There are many good reasons to gaze at the moon, but this week will provide an extra-special one. On the night of July 27, some people will be able to watch the 21st century’s longest lunar eclipse, lasting 1 hour and 43 minutes.
What’s so special about a lunar eclipse?
A lunar eclipse isn’t the same spectacle as a solar eclipse: The darkness cast doesn’t have the same contrast. It results from a similar spatial arrangement as the other kind of eclipse: the Earth, sun, and moon aligning neatly.
In the case of a solar eclipse, the moon casts a shadow on the Earth. In a lunar eclipse, the roles reverse and the Earth casts a shadow on the moon.
The Earth typically experiences between one and four lunar eclipses a year. A fraction of those are total lunar eclipses. A tiny fraction still take place in July, when the Earth is as far as it can be from the sun, and thus able to cast the widest shadow on the moon. Even fewer lunar eclipses occur when the moon passes through the center of the Earth’s shadow, which increases the length of the lunar eclipse.
The July 27 eclipse will last for 1 hour and 43 minutes, which is very close to the theoretical maximum of 1 hour and 47 minutes. On Jan. 31 this year, the moon passed south of the center of the Earth’s shadow, so the length of the eclipse was only 1 hour and 2 minutes.

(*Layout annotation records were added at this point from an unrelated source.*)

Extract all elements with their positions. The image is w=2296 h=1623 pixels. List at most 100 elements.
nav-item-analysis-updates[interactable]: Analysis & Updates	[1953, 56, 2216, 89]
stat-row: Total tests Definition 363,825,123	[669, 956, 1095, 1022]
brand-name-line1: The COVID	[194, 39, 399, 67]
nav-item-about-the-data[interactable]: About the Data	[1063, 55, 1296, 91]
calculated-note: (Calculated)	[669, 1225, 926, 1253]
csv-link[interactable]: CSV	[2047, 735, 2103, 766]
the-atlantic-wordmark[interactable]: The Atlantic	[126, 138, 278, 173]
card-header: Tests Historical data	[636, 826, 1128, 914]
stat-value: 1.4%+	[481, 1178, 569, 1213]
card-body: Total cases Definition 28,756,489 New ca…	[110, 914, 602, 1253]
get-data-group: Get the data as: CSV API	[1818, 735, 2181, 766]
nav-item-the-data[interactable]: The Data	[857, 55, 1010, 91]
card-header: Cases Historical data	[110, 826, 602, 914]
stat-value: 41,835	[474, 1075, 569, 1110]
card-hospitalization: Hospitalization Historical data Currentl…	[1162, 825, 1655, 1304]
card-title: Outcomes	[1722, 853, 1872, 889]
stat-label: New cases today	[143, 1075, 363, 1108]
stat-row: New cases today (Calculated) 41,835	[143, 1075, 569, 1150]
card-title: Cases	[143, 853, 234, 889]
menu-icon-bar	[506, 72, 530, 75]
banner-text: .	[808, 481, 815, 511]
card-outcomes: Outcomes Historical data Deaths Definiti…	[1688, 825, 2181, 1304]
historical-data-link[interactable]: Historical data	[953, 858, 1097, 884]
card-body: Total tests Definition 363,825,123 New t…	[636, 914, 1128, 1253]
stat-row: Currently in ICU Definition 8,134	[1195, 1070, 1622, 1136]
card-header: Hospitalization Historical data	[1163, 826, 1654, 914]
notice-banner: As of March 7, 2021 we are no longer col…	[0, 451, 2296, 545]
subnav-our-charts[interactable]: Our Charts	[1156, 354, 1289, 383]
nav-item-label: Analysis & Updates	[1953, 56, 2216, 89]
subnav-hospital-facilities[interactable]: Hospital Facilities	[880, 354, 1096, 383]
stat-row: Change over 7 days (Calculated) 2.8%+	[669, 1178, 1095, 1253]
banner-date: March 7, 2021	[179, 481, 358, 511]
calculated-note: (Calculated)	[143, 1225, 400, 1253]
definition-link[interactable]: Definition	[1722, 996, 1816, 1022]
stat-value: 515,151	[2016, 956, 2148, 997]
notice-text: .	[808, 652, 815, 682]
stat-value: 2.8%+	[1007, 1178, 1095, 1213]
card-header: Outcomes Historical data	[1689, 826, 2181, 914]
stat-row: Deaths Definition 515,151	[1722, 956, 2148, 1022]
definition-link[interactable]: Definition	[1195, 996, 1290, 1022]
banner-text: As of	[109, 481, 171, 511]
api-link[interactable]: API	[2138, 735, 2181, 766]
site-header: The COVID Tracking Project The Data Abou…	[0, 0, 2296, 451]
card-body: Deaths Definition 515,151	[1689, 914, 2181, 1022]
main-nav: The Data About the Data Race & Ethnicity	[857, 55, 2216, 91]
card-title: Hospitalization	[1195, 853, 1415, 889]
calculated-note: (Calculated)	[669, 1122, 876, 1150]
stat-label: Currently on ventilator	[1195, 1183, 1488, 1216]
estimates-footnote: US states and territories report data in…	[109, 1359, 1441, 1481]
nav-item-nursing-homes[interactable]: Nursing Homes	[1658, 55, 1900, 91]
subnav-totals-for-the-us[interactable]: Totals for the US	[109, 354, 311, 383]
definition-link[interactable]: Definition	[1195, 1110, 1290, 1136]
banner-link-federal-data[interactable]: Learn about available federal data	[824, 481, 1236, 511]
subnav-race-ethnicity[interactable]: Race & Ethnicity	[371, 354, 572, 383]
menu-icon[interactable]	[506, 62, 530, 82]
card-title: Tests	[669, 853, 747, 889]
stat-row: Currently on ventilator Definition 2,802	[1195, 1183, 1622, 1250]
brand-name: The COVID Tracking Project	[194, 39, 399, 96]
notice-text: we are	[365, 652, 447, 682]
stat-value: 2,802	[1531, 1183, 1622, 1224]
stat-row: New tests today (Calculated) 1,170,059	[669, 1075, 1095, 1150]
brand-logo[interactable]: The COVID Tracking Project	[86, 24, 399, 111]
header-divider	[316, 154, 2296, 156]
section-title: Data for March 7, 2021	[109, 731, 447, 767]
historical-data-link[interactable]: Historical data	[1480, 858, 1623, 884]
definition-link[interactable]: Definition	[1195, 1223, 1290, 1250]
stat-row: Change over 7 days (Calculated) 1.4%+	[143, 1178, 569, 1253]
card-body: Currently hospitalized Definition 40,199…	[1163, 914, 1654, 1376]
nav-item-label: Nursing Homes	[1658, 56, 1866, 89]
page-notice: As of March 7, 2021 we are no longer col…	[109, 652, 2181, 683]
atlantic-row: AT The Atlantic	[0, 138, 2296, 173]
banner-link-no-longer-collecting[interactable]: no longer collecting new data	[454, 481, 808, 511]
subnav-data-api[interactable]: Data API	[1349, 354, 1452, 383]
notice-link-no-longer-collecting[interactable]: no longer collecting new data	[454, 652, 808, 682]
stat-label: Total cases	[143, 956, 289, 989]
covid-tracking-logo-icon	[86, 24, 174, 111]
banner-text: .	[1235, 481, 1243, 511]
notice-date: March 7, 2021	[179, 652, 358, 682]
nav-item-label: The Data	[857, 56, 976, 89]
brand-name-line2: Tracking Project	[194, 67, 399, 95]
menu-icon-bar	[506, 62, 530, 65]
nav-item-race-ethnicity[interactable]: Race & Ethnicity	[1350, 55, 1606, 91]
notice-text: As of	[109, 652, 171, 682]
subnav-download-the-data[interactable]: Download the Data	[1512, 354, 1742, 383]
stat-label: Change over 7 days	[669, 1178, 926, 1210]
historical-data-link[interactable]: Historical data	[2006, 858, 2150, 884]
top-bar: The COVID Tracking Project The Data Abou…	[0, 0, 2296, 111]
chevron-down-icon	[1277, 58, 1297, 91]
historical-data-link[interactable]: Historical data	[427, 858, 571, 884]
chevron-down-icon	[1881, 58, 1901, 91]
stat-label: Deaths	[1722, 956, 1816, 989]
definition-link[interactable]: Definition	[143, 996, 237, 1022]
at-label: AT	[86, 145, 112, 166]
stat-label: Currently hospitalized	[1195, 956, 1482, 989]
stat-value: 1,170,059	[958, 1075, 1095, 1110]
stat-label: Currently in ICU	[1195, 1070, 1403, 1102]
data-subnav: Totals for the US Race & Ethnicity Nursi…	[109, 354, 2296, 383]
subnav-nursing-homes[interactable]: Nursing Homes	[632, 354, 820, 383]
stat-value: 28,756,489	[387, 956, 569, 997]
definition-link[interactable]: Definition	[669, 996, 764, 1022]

Where can I watch the lunar eclipse?
Those in the Eastern Hemisphere will enjoy the best of the lunar eclipse. Stargazers in Australia, Indonesia, and other eastern regions can see it as the moon sets, while those in Europe, western Africa, and South America, can see it when the moon rises.
The partial eclipse begins at 18:24 UTC (Universal Time), the total eclipse begins at 19:30 UTC, and the greatest eclipse will be at 20:22 UTC. You can find the exact time in your time zone by entering your location here.
Finally, you don’t need any special glasses to watch the lunar eclipse, because you won’t be exposing yourself to harmful direct radiation from the sun.
What’s about the blood moon?
Moonlight is nothing but sunlight reflected by the moon. When the Earth casts a shadow on the moon during an eclipse, it blocks out direct sunlight. But the moon still has a faint glow, usually an orange-red hue that many call the blood moon.
It occurs because of a phenomenon called the Rayleigh scattering, which is also what gives sunrise and sunset its orange-red glow. As sunlight passes through the Earth’s atmosphere, it hits different types of gases and particles. The process causes shorter wavelengths of light (blue and violet) to scatter more than longer wavelengths (red and orange). It’s the longer wavelengths that are able to reach the moon and give it the eerie glow.
If you were on the moon when the total eclipse occurs, you would see a red ring around the Earth. “In effect, you’ll be seeing all the sunrises and sunsets taking place at that specific moment on Earth,” according to Time and Date.
Correction: The article initially stated that red light has a shorter wavelength than blue light. It’s the other way around.